How to Use a Metal Shrinker Stretcher
If you own a shrinker stretcher, then you will probably already know that this is a tool used in automotive repairs. The specific role of this tool is to make a piece of metal curve around, making it fit into the bodywork of the car, or create a new piece, so that it can be added to a restoration. Using a shrinker stretcher can help you to repair the panels of your car, alter flanges, or even create fenders. This type of tool is generally used when the work needs to be done quickly, as the shrinker stretcher is faster than an ordinary hammer at creating the curve. In order to use the shrinker stretcher properly, you will need to have a few home repair tools, and some basic DIY skills.
Step 1 - Plan Your Curve
Before you begin, plan out your curve. Deciding the angle of your metal, and where you want to place it on the car, will help you to create the perfect curve. If you have already removed a part, with the intention of replacing it, then you will have the perfect design for your fitting. However, if you are performing a repair on a classic car, or do not have a good curve, then you should consider researching the particular panel, and working out the right curve. Draw on some paper the angle of the curve, so you will have something to compare your worked metal against.

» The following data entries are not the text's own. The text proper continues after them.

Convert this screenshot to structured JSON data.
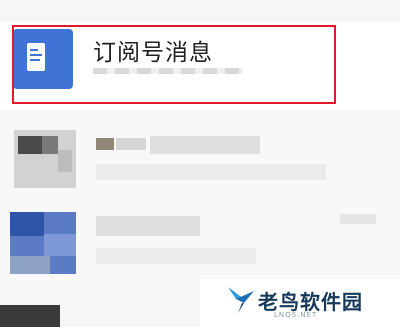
{
  "subscription_row": {
    "title": "订阅号消息",
    "icon": "document-icon",
    "icon_color": "#3f74d6",
    "highlight_color": "#e0192c"
  },
  "watermark": {
    "site_name": "老鸟软件园",
    "url": "LNQS.NET",
    "logo": "bird-logo"
  }
}
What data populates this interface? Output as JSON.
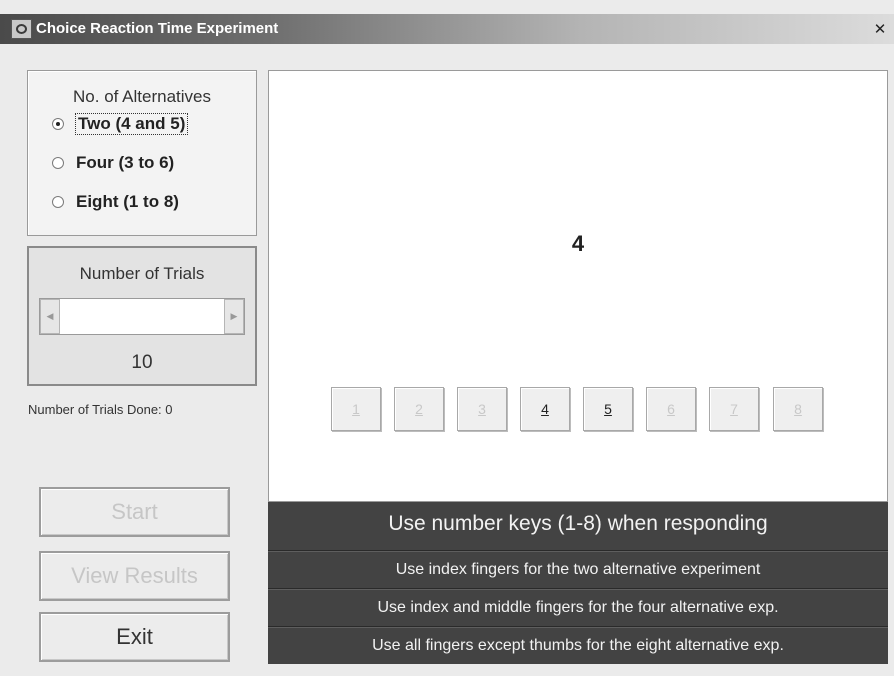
{
  "window": {
    "title": "Choice Reaction Time Experiment",
    "close_glyph": "✕",
    "icon": "app-icon"
  },
  "alternatives": {
    "title": "No. of Alternatives",
    "options": [
      {
        "label": "Two (4 and 5)",
        "checked": true
      },
      {
        "label": "Four (3 to 6)",
        "checked": false
      },
      {
        "label": "Eight (1 to 8)",
        "checked": false
      }
    ]
  },
  "trials": {
    "title": "Number of Trials",
    "left_arrow": "◀",
    "right_arrow": "▶",
    "value": "10",
    "done_text": "Number of Trials Done: 0"
  },
  "buttons": {
    "start": "Start",
    "view_results": "View Results",
    "exit": "Exit"
  },
  "display": {
    "stimulus": "4",
    "keys": [
      {
        "label": "1",
        "active": false
      },
      {
        "label": "2",
        "active": false
      },
      {
        "label": "3",
        "active": false
      },
      {
        "label": "4",
        "active": true
      },
      {
        "label": "5",
        "active": true
      },
      {
        "label": "6",
        "active": false
      },
      {
        "label": "7",
        "active": false
      },
      {
        "label": "8",
        "active": false
      }
    ]
  },
  "instructions": {
    "main": "Use number keys (1-8) when responding",
    "lines": [
      "Use index fingers for the two alternative experiment",
      "Use index and middle fingers for the four alternative exp.",
      "Use all fingers except thumbs for the eight alternative exp."
    ]
  },
  "colors": {
    "instruction_bg": "#434343",
    "window_bg": "#ebebeb",
    "display_bg": "#ffffff"
  }
}
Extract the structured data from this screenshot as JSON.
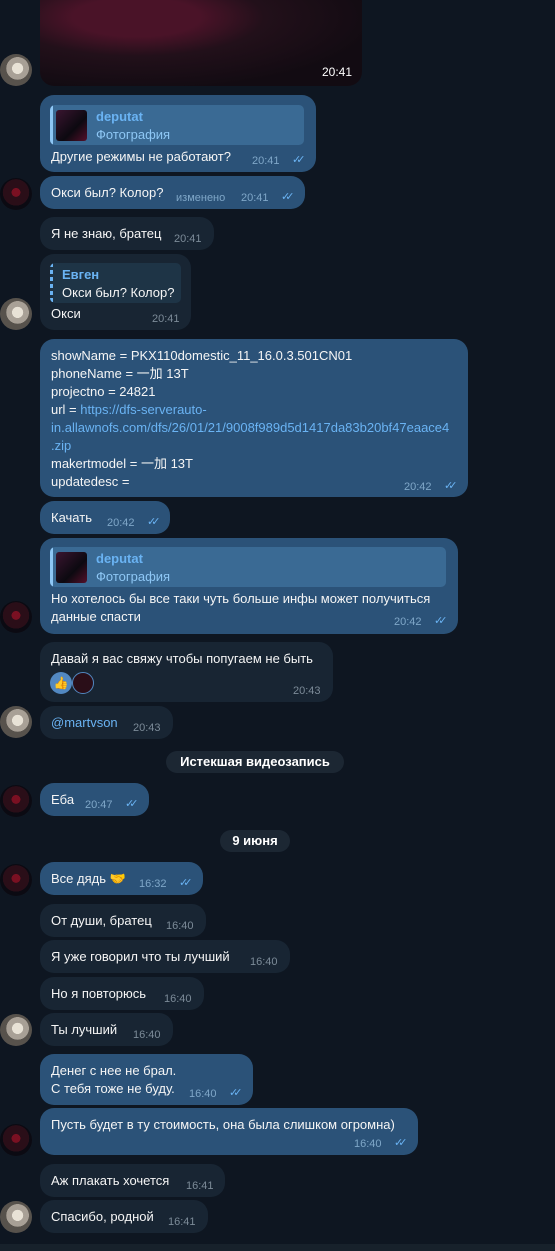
{
  "top_media": {
    "time": "20:41"
  },
  "messages": [
    {
      "reply_name": "deputat",
      "reply_text": "Фотография",
      "text": "Другие режимы не работают?",
      "time": "20:41"
    },
    {
      "text": "Окси был? Колор?",
      "edited": "изменено",
      "time": "20:41"
    },
    {
      "text": "Я не знаю, братец",
      "time": "20:41"
    },
    {
      "reply_name": "Евген",
      "reply_text": "Окси был? Колор?",
      "text": "Окси",
      "time": "20:41"
    },
    {
      "lines": {
        "l1": "showName = PKX110domestic_11_16.0.3.501CN01",
        "l2": "phoneName = 一加 13T",
        "l3": "projectno = 24821",
        "l4_prefix": "url = ",
        "l4_link": "https://dfs-serverauto-",
        "l5_link": "in.allawnofs.com/dfs/26/01/21/9008f989d5d1417da83b20bf47eaace4",
        "l6_link": ".zip",
        "l7": "makertmodel = 一加 13T",
        "l8": "updatedesc ="
      },
      "time": "20:42"
    },
    {
      "text": "Качать",
      "time": "20:42"
    },
    {
      "reply_name": "deputat",
      "reply_text": "Фотография",
      "line1": "Но хотелось бы все таки чуть больше инфы может получиться",
      "line2": "данные спасти",
      "time": "20:42"
    },
    {
      "text": "Давай я вас свяжу чтобы попугаем не быть",
      "reaction": "👍",
      "time": "20:43"
    },
    {
      "mention": "@martvson",
      "time": "20:43"
    },
    {
      "text": "Еба",
      "time": "20:47"
    },
    {
      "text": "Все дядь 🤝",
      "time": "16:32"
    },
    {
      "text": "От души, братец",
      "time": "16:40"
    },
    {
      "text": "Я уже говорил что ты лучший",
      "time": "16:40"
    },
    {
      "text": "Но я повторюсь",
      "time": "16:40"
    },
    {
      "text": "Ты лучший",
      "time": "16:40"
    },
    {
      "line1": "Денег с нее не брал.",
      "line2": "С тебя тоже не буду.",
      "time": "16:40"
    },
    {
      "text": "Пусть будет в ту стоимость, она была слишком огромна)",
      "time": "16:40"
    },
    {
      "text": "Аж плакать хочется",
      "time": "16:41"
    },
    {
      "text": "Спасибо, родной",
      "time": "16:41"
    }
  ],
  "service": {
    "expired_video": "Истекшая видеозапись",
    "date": "9 июня"
  },
  "colors": {
    "background": "#0e1621",
    "incoming": "#182533",
    "outgoing": "#2b5278",
    "accent": "#6ab3f3"
  },
  "icons": {
    "read": "double-check-icon"
  }
}
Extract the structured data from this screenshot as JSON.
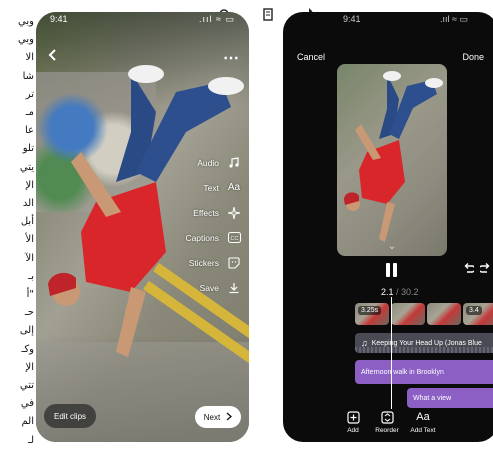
{
  "toolbar": {
    "icons": [
      "zoom-icon",
      "page-icon",
      "rotate-icon"
    ]
  },
  "arabic_lines": [
    "وبي",
    "وبي",
    "الا",
    "شا",
    "تر",
    "مـ",
    "عا",
    "تلو",
    "يتي",
    "الإ",
    "الد",
    "أبل",
    "الأ",
    "الآ",
    "بـ",
    "\"أ",
    "حـ",
    "إلى",
    "وكـ",
    "الإ",
    "تتي",
    "في",
    "الم",
    "لـ"
  ],
  "phone1": {
    "time": "9:41",
    "status_icons": ".ııl ≈ ▭",
    "menu": [
      {
        "label": "Audio",
        "icon": "music-note-icon"
      },
      {
        "label": "Text",
        "icon": "text-aa-icon"
      },
      {
        "label": "Effects",
        "icon": "sparkle-icon"
      },
      {
        "label": "Captions",
        "icon": "cc-icon"
      },
      {
        "label": "Stickers",
        "icon": "sticker-icon"
      },
      {
        "label": "Save",
        "icon": "download-icon"
      }
    ],
    "edit_clips_label": "Edit clips",
    "next_label": "Next"
  },
  "phone2": {
    "time": "9:41",
    "status_icons": ".ııl ≈ ▭",
    "cancel_label": "Cancel",
    "done_label": "Done",
    "timecode_current": "2.1",
    "timecode_total": " / 30.2",
    "clips": [
      {
        "duration": "3.25s"
      },
      {
        "duration": ""
      },
      {
        "duration": ""
      },
      {
        "duration": "3.4"
      }
    ],
    "music_track": "Keeping Your Head Up (Jonas Blue",
    "text_tracks": [
      "Afternoon walk in Brooklyn",
      "What a view"
    ],
    "tools": [
      {
        "label": "Add",
        "icon": "add-clip-icon"
      },
      {
        "label": "Reorder",
        "icon": "reorder-icon"
      },
      {
        "label": "Add Text",
        "icon": "text-aa-icon"
      }
    ]
  },
  "colors": {
    "accent_purple": "#8b5fc4",
    "phone_bg": "#0b0b0c",
    "shirt_red": "#d8262a",
    "jeans_blue": "#2a4a86"
  }
}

Step 2 - Starting to Use the Tool
When you are ready to begin, fasten your shrinker stretcher to a workbench, or a suitable tabletop. There are 2 holes either side of the frame, which are designed to have bolts fitted to them, securing the shrinker stretcher. If you do not have a suitable bench for securing the tool, then you will need to use a pipe notching tool to make holes in a sheet of metal. You can then secure the metal to the table using vise grips, and bolt the shrinker stretcher to the holes in the metal.
Step 3 - Starting on the Metal
Once the shrinker stretcher is secure, you can start to work on the metal. Tape around the ends of your metal, and then push it into the shrinker stretcher. For the first pass, only push the jaws together half-way, as this will prevent the fresh metal from bunching up. Make several passes, until you can feel the metal becoming softer.
Step 4 - Making the Curve
Once you have flexed the metal, you can then start moving it around, so that you get the curve you want. If you like, you can make a second curve in the metal by turning the piece over, and passing it through the shrinker stretcher in the same way. Compare your metal with the paper design, to ensure that you are doing it correctly.